Check whether the Generalised Gamma is likely identifiable from a dataset
Source:R/utils.R
should_attempt_gg.RdThe Generalised Gamma (GG, dist_type = 5) has three parameters: location (\(\mu\)), scale (\(\sigma\)/phi), and shape (\(Q\)/kappa). All datasets share a single (\(\sigma\), \(Q\)) pair, so the GG is only identifiable when datasets consistently imply the same distributional shape. If different studies show widely different coefficients of variation (CV = SD/mean), the sampler cannot find a coherent (\(\sigma\), \(Q\)) and will exhibit poor mixing or divergences.

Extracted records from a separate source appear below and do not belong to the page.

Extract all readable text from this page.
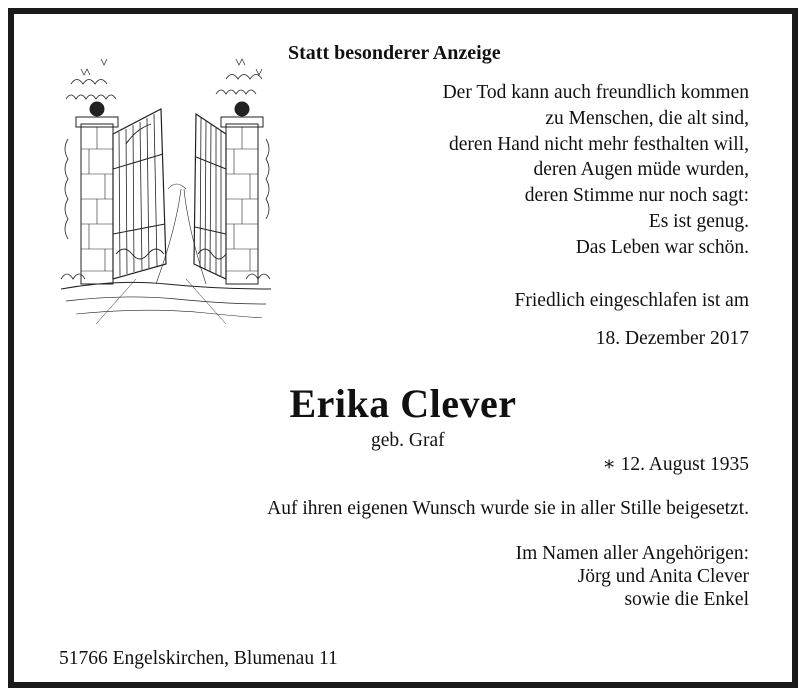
Statt besonderer Anzeige
Der Tod kann auch freundlich kommen
zu Menschen, die alt sind,
deren Hand nicht mehr festhalten will,
deren Augen müde wurden,
deren Stimme nur noch sagt:
Es ist genug.
Das Leben war schön.
Friedlich eingeschlafen ist am
18. Dezember 2017
Erika Clever
geb. Graf
∗ 12. August 1935
Auf ihren eigenen Wunsch wurde sie in aller Stille beigesetzt.
Im Namen aller Angehörigen:
Jörg und Anita Clever
sowie die Enkel
51766 Engelskirchen, Blumenau 11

Two fast, pre-fit checks are applied:
- CV spread
Computes the CV for every dataset using moment approximations (same logic as
update_phi_prior()). Ifmax(CV) / min(CV) > cv_spread_thresholdthe CVs are too inconsistent to identify the extra GG parameter.- Information richness
The \(Q\) parameter encodes tail behaviour beyond mean and variance. Datasets that supply only summary statistics (mean + SD, median + IQR, median + range) provide at most two moments and give weak leverage on \(Q\). If the fraction of datasets with frequency-table or interval-censored data (summary types 4 and 5) is below
min_rich_fraction, the shape is too poorly constrained.
Usage
should_attempt_gg(
datasets,
cv_spread_threshold = 2.5,
min_rich_fraction = 0.3,
verbose = TRUE
)Arguments
- datasets
A named list of datasets in the format accepted by
prepare_stan_data_from_datasets().- cv_spread_threshold
Numeric scalar (default 2.5). Maximum tolerated ratio of the largest to the smallest per-dataset CV. Increase to be more permissive, decrease to be stricter.
- min_rich_fraction
Numeric scalar in (0, 1] (default 0.30). Minimum fraction of datasets that must be frequency-table or interval-censored (summary types 4 / 5). Set to 0 to disable this check.
- verbose
Logical (default TRUE). Print a one-line verdict with the reason a check failed.